Resiko adalah segala hambatan yang mungkin terjadi dalam
pencapaian suatu tujuan. Sedangkan menurut beberapa ahli artii dari resiko
adalah sebagai berikut :
•
Resiko adalah suatu variasi dari
hasil-hasil yang dapat terjadi selama periode tertentu (Arthur Williams dan
Richard, M.H)
•
Resiko adalah ketidaktentuan
(uncertainy) yang mungkin melahirkan peristiwa kerugian (loss) (A. Abas Salim)
•
Resiko adalah ketidakpastian
atas terjadinya suatu peristiwa (Soekarto)
•
Resiko adalah probalitas sesuatu
hasil / outcome yang berbeda dengan yang diharapkan (Herman Darmawi)
Sedangkan penilaian resiko menurut Muhammad Badrus adalah
sebuah aktifitas yang dilakukan untuk mendeteksi atau mengevaluasi kemungkinan
adanya kesalahan atau penurunan kualitas akibat beroperasinya suatu kegiatan.
Pendapat lainnya, penilaian risiko adalah mengkuantitatifkan atau menggolongkan
tingkatan risiko agar mudah dikelola dan
dilakukan penanganan yang tepat sesuai prinsip Cost and Benefit.

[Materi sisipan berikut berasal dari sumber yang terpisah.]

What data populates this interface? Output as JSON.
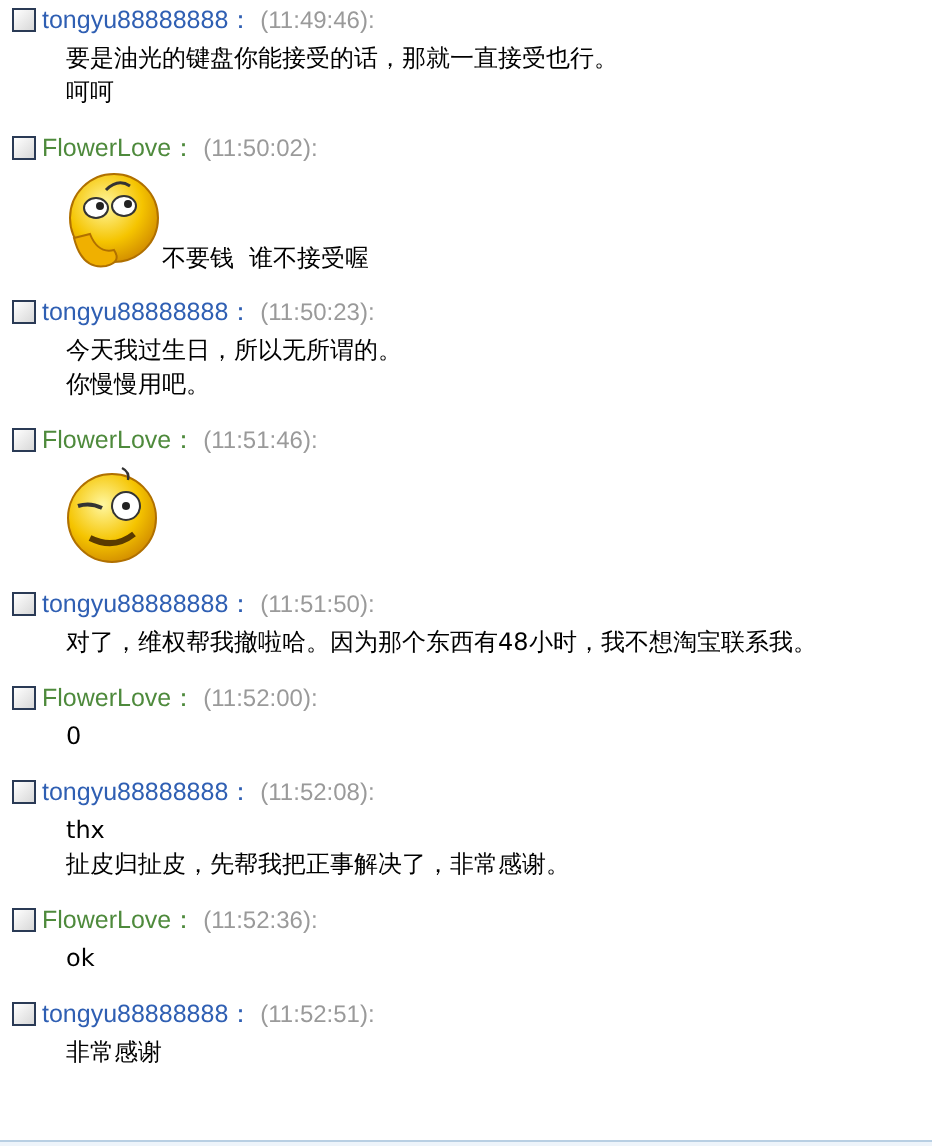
{
  "messages": [
    {
      "sender": "tongyu88888888",
      "separator": "：",
      "time": "(11:49:46):",
      "color": "#2f5fb3",
      "kind": "text",
      "lines": [
        "要是油光的键盘你能接受的话，那就一直接受也行。",
        "呵呵"
      ]
    },
    {
      "sender": "FlowerLove",
      "separator": "：",
      "time": "(11:50:02):",
      "color": "#4e8a3c",
      "kind": "thinking",
      "caption": "不要钱  谁不接受喔"
    },
    {
      "sender": "tongyu88888888",
      "separator": "：",
      "time": "(11:50:23):",
      "color": "#2f5fb3",
      "kind": "text",
      "lines": [
        "今天我过生日，所以无所谓的。",
        "你慢慢用吧。"
      ]
    },
    {
      "sender": "FlowerLove",
      "separator": "：",
      "time": "(11:51:46):",
      "color": "#4e8a3c",
      "kind": "squint"
    },
    {
      "sender": "tongyu88888888",
      "separator": "：",
      "time": "(11:51:50):",
      "color": "#2f5fb3",
      "kind": "text",
      "lines": [
        "对了，维权帮我撤啦哈。因为那个东西有48小时，我不想淘宝联系我。"
      ]
    },
    {
      "sender": "FlowerLove",
      "separator": "：",
      "time": "(11:52:00):",
      "color": "#4e8a3c",
      "kind": "text",
      "lines": [
        "0"
      ]
    },
    {
      "sender": "tongyu88888888",
      "separator": "：",
      "time": "(11:52:08):",
      "color": "#2f5fb3",
      "kind": "text",
      "lines": [
        "thx",
        "扯皮归扯皮，先帮我把正事解决了，非常感谢。"
      ]
    },
    {
      "sender": "FlowerLove",
      "separator": "：",
      "time": "(11:52:36):",
      "color": "#4e8a3c",
      "kind": "text",
      "lines": [
        "ok"
      ]
    },
    {
      "sender": "tongyu88888888",
      "separator": "：",
      "time": "(11:52:51):",
      "color": "#2f5fb3",
      "kind": "text",
      "lines": [
        "非常感谢"
      ]
    }
  ]
}
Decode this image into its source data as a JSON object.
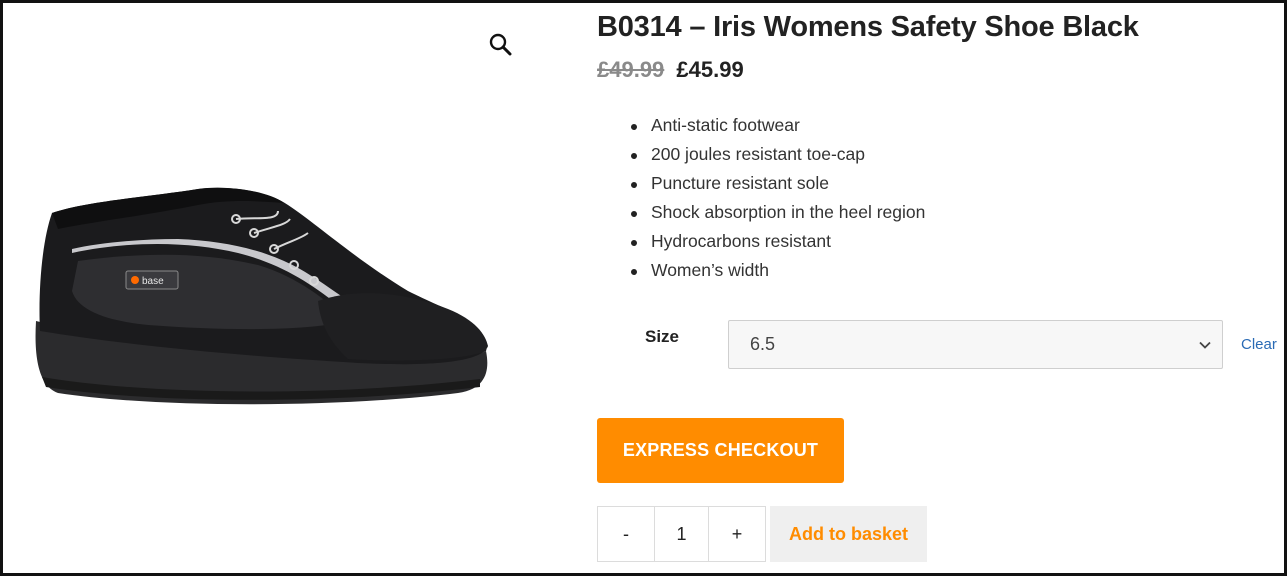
{
  "product": {
    "title": "B0314 – Iris Womens Safety Shoe Black",
    "price_old": "£49.99",
    "price_new": "£45.99",
    "image_brand_mark": "base",
    "features": [
      "Anti-static footwear",
      "200 joules resistant toe-cap",
      "Puncture resistant sole",
      "Shock absorption in the heel region",
      "Hydrocarbons resistant",
      "Women’s width"
    ]
  },
  "variation": {
    "size_label": "Size",
    "size_value": "6.5",
    "clear_label": "Clear"
  },
  "actions": {
    "express_label": "EXPRESS CHECKOUT",
    "qty_minus": "-",
    "qty_value": "1",
    "qty_plus": "+",
    "add_to_basket_label": "Add to basket"
  },
  "icons": {
    "zoom": "magnifier-icon",
    "select": "chevron-down-icon"
  },
  "colors": {
    "accent": "#ff8c00",
    "link": "#2a6bb5",
    "old_price": "#8a8a8a"
  }
}
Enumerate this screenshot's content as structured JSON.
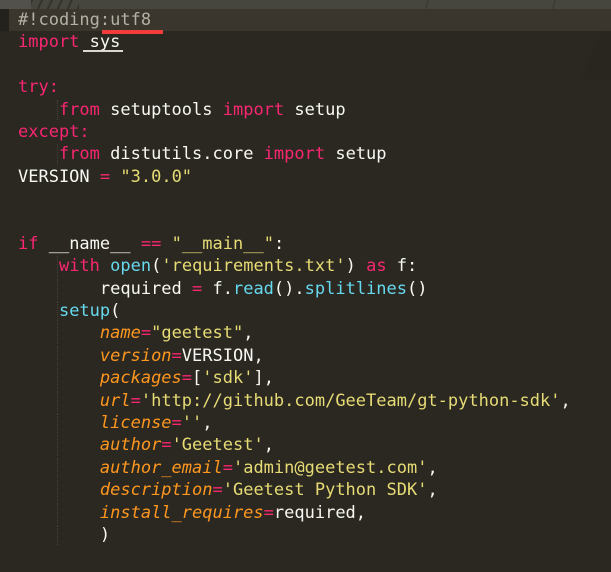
{
  "editor": {
    "language": "python",
    "palette": {
      "background": "#2b2822",
      "strip": "#46453e",
      "strip-left": "#52514b",
      "line-highlight": "#3a362d",
      "gutter-mark": "#24221c",
      "plain": "#f8f8f2",
      "comment": "#b3b1a5",
      "keyword": "#f92672",
      "string": "#e6db74",
      "builtin": "#66d9ef",
      "param": "#fd971f",
      "error": "#f23b3b",
      "light-underline": "#d9d7cf"
    },
    "lines": [
      {
        "current": true,
        "marks": [
          "gutter-block",
          "red-error-bar"
        ],
        "segments": [
          {
            "text": "#!coding:utf8",
            "style": "comment"
          }
        ]
      },
      {
        "marks": [
          "light-underline"
        ],
        "segments": [
          {
            "text": "import",
            "style": "keyword"
          },
          {
            "text": " sys",
            "style": "plain"
          }
        ]
      },
      {
        "segments": []
      },
      {
        "segments": [
          {
            "text": "try:",
            "style": "keyword"
          }
        ]
      },
      {
        "segments": [
          {
            "text": "    ",
            "style": "plain"
          },
          {
            "text": "from",
            "style": "keyword"
          },
          {
            "text": " setuptools ",
            "style": "plain"
          },
          {
            "text": "import",
            "style": "keyword"
          },
          {
            "text": " setup",
            "style": "plain"
          }
        ]
      },
      {
        "segments": [
          {
            "text": "except:",
            "style": "keyword"
          }
        ]
      },
      {
        "segments": [
          {
            "text": "    ",
            "style": "plain"
          },
          {
            "text": "from",
            "style": "keyword"
          },
          {
            "text": " distutils.core ",
            "style": "plain"
          },
          {
            "text": "import",
            "style": "keyword"
          },
          {
            "text": " setup",
            "style": "plain"
          }
        ]
      },
      {
        "segments": [
          {
            "text": "VERSION ",
            "style": "plain"
          },
          {
            "text": "=",
            "style": "operator"
          },
          {
            "text": " ",
            "style": "plain"
          },
          {
            "text": "\"3.0.0\"",
            "style": "string"
          }
        ]
      },
      {
        "segments": []
      },
      {
        "segments": []
      },
      {
        "segments": [
          {
            "text": "if",
            "style": "keyword"
          },
          {
            "text": " __name__ ",
            "style": "plain"
          },
          {
            "text": "==",
            "style": "operator"
          },
          {
            "text": " ",
            "style": "plain"
          },
          {
            "text": "\"__main__\"",
            "style": "string"
          },
          {
            "text": ":",
            "style": "plain"
          }
        ]
      },
      {
        "segments": [
          {
            "text": "    ",
            "style": "plain"
          },
          {
            "text": "with",
            "style": "keyword"
          },
          {
            "text": " ",
            "style": "plain"
          },
          {
            "text": "open",
            "style": "builtin"
          },
          {
            "text": "(",
            "style": "plain"
          },
          {
            "text": "'requirements.txt'",
            "style": "string"
          },
          {
            "text": ") ",
            "style": "plain"
          },
          {
            "text": "as",
            "style": "keyword"
          },
          {
            "text": " f:",
            "style": "plain"
          }
        ]
      },
      {
        "segments": [
          {
            "text": "        required ",
            "style": "plain"
          },
          {
            "text": "=",
            "style": "operator"
          },
          {
            "text": " f.",
            "style": "plain"
          },
          {
            "text": "read",
            "style": "builtin"
          },
          {
            "text": "().",
            "style": "plain"
          },
          {
            "text": "splitlines",
            "style": "builtin"
          },
          {
            "text": "()",
            "style": "plain"
          }
        ]
      },
      {
        "segments": [
          {
            "text": "    ",
            "style": "plain"
          },
          {
            "text": "setup",
            "style": "builtin"
          },
          {
            "text": "(",
            "style": "plain"
          }
        ]
      },
      {
        "segments": [
          {
            "text": "        ",
            "style": "plain"
          },
          {
            "text": "name",
            "style": "param"
          },
          {
            "text": "=",
            "style": "operator"
          },
          {
            "text": "\"geetest\"",
            "style": "string"
          },
          {
            "text": ",",
            "style": "plain"
          }
        ]
      },
      {
        "segments": [
          {
            "text": "        ",
            "style": "plain"
          },
          {
            "text": "version",
            "style": "param"
          },
          {
            "text": "=",
            "style": "operator"
          },
          {
            "text": "VERSION,",
            "style": "plain"
          }
        ]
      },
      {
        "segments": [
          {
            "text": "        ",
            "style": "plain"
          },
          {
            "text": "packages",
            "style": "param"
          },
          {
            "text": "=",
            "style": "operator"
          },
          {
            "text": "[",
            "style": "plain"
          },
          {
            "text": "'sdk'",
            "style": "string"
          },
          {
            "text": "],",
            "style": "plain"
          }
        ]
      },
      {
        "segments": [
          {
            "text": "        ",
            "style": "plain"
          },
          {
            "text": "url",
            "style": "param"
          },
          {
            "text": "=",
            "style": "operator"
          },
          {
            "text": "'http://github.com/GeeTeam/gt-python-sdk'",
            "style": "string"
          },
          {
            "text": ",",
            "style": "plain"
          }
        ]
      },
      {
        "segments": [
          {
            "text": "        ",
            "style": "plain"
          },
          {
            "text": "license",
            "style": "param"
          },
          {
            "text": "=",
            "style": "operator"
          },
          {
            "text": "''",
            "style": "string"
          },
          {
            "text": ",",
            "style": "plain"
          }
        ]
      },
      {
        "segments": [
          {
            "text": "        ",
            "style": "plain"
          },
          {
            "text": "author",
            "style": "param"
          },
          {
            "text": "=",
            "style": "operator"
          },
          {
            "text": "'Geetest'",
            "style": "string"
          },
          {
            "text": ",",
            "style": "plain"
          }
        ]
      },
      {
        "segments": [
          {
            "text": "        ",
            "style": "plain"
          },
          {
            "text": "author_email",
            "style": "param"
          },
          {
            "text": "=",
            "style": "operator"
          },
          {
            "text": "'admin@geetest.com'",
            "style": "string"
          },
          {
            "text": ",",
            "style": "plain"
          }
        ]
      },
      {
        "segments": [
          {
            "text": "        ",
            "style": "plain"
          },
          {
            "text": "description",
            "style": "param"
          },
          {
            "text": "=",
            "style": "operator"
          },
          {
            "text": "'Geetest Python SDK'",
            "style": "string"
          },
          {
            "text": ",",
            "style": "plain"
          }
        ]
      },
      {
        "segments": [
          {
            "text": "        ",
            "style": "plain"
          },
          {
            "text": "install_requires",
            "style": "param"
          },
          {
            "text": "=",
            "style": "operator"
          },
          {
            "text": "required,",
            "style": "plain"
          }
        ]
      },
      {
        "segments": [
          {
            "text": "        )",
            "style": "plain"
          }
        ]
      }
    ]
  }
}
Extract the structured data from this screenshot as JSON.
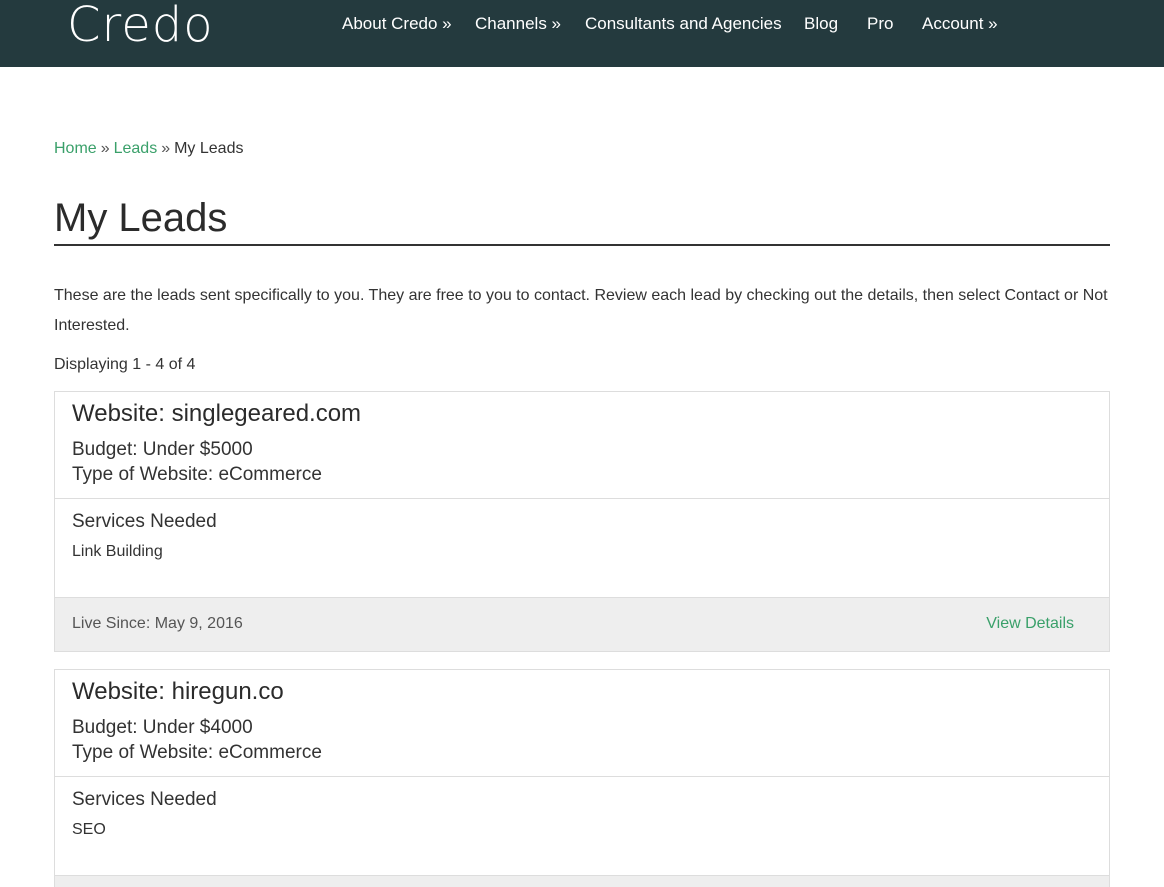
{
  "header": {
    "logo": "Credo",
    "nav": [
      "About Credo »",
      "Channels »",
      "Consultants and Agencies",
      "Blog",
      "Pro",
      "Account »"
    ]
  },
  "breadcrumb": {
    "home": "Home",
    "sep": "»",
    "leads": "Leads",
    "current": "My Leads"
  },
  "page": {
    "title": "My Leads",
    "intro": "These are the leads sent specifically to you. They are free to you to contact. Review each lead by checking out the details, then select Contact or Not Interested.",
    "count": "Displaying 1 - 4 of 4"
  },
  "leads": [
    {
      "website": "Website:  singlegeared.com",
      "budget": "Budget:  Under $5000",
      "type": "Type of Website:  eCommerce",
      "services_title": "Services Needed",
      "services": "Link Building",
      "live_since": "Live Since:  May 9, 2016",
      "details_label": "View Details"
    },
    {
      "website": "Website:  hiregun.co",
      "budget": "Budget:  Under $4000",
      "type": "Type of Website:  eCommerce",
      "services_title": "Services Needed",
      "services": "SEO"
    }
  ]
}
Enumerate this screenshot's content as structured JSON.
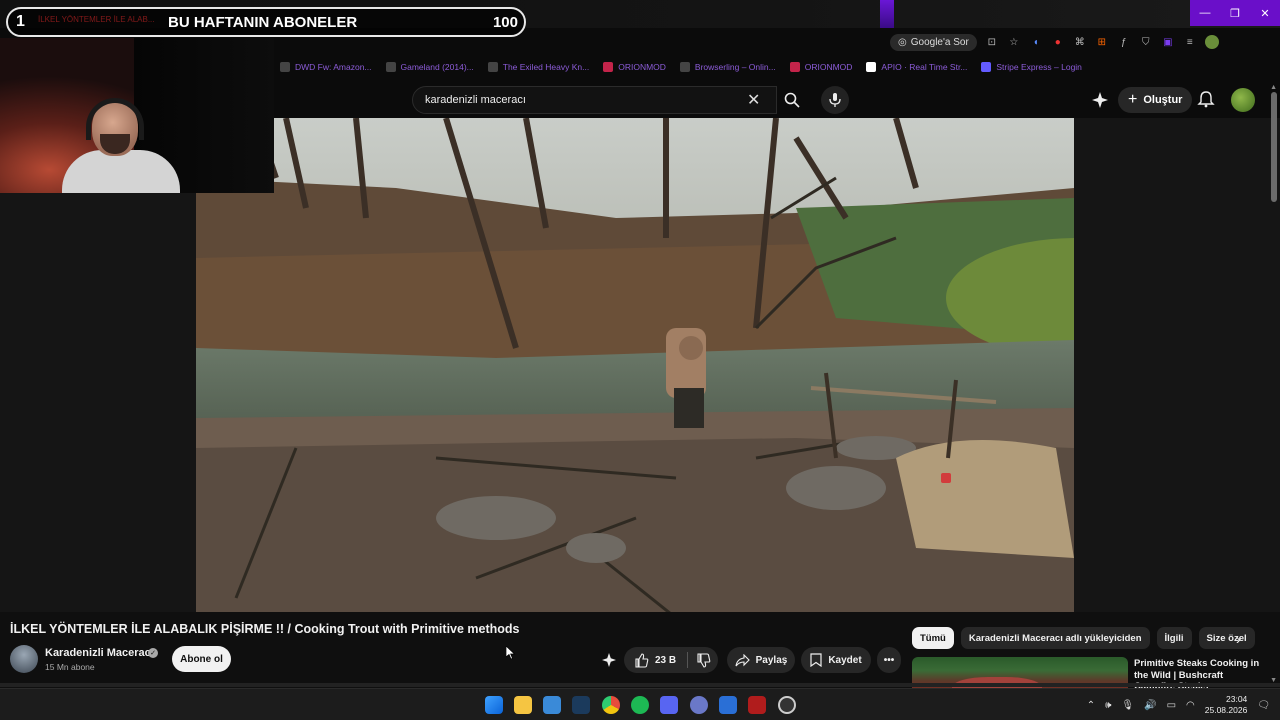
{
  "overlay": {
    "rank": "1",
    "title": "BU HAFTANIN ABONELER",
    "count": "100",
    "tab_ghost_text": "İLKEL YÖNTEMLER İLE ALAB..."
  },
  "browser": {
    "google_ask": "Google'a Sor",
    "bookmarks": [
      {
        "label": "DWD Fw: Amazon...",
        "color": "#6b3fc4"
      },
      {
        "label": "Gameland (2014)...",
        "color": "#6b3fc4"
      },
      {
        "label": "The Exiled Heavy Kn...",
        "color": "#6b3fc4"
      },
      {
        "label": "ORIONMOD",
        "color": "#6b3fc4"
      },
      {
        "label": "Browserling – Onlin...",
        "color": "#6b3fc4"
      },
      {
        "label": "ORIONMOD",
        "color": "#6b3fc4"
      },
      {
        "label": "APIO · Real Time Str...",
        "color": "#6b3fc4"
      },
      {
        "label": "Stripe Express – Login",
        "color": "#6b3fc4"
      }
    ]
  },
  "youtube": {
    "search_value": "karadenizli maceracı",
    "create_label": "Oluştur",
    "video_title": "İLKEL YÖNTEMLER İLE ALABALIK PİŞİRME !! / Cooking Trout with Primitive methods",
    "channel_name": "Karadenizli Maceracı",
    "subscriber_count": "15 Mn abone",
    "subscribe_label": "Abone ol",
    "like_count": "23 B",
    "share_label": "Paylaş",
    "save_label": "Kaydet",
    "chips": [
      "Tümü",
      "Karadenizli Maceracı adlı yükleyiciden",
      "İlgili",
      "Size özel"
    ],
    "recommended_title": "Primitive Steaks Cooking in the Wild | Bushcraft Campfire Steaks Compilation"
  },
  "taskbar": {
    "time": "23:04",
    "date": "25.08.2026"
  },
  "colors": {
    "accent_purple": "#6a0fc9",
    "background": "#0f0f0f",
    "chip_active": "#f1f1f1"
  }
}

Penentuan
resiko (risk assessment) merupakan hal penting bagi manajemen dan auditor. Bagi
manajemen penentuan resiko merupakan tanggungjawab yang tidak terpisahkan dan
dilakukan secara terus menerus. Karena manajemen tidak dapat menetapkan tujuan
dan dengan mudah mengasumsikan bahwa tujuan tersebut telah tercapai. Banyak
hambatan yang timbul dalam pencapaian tujuan tersebut dan hambatan tersebut
bisa berasal dari luar entitas maupun dari dalam entitas. Sejumlah resiko
tidaklah dalam bentuk yang statis tetapi juga dinamis sesuai dengan perubahan
yang terjadi sehingga selalu ada resiko-resiko baru yang muncul setiap waktu.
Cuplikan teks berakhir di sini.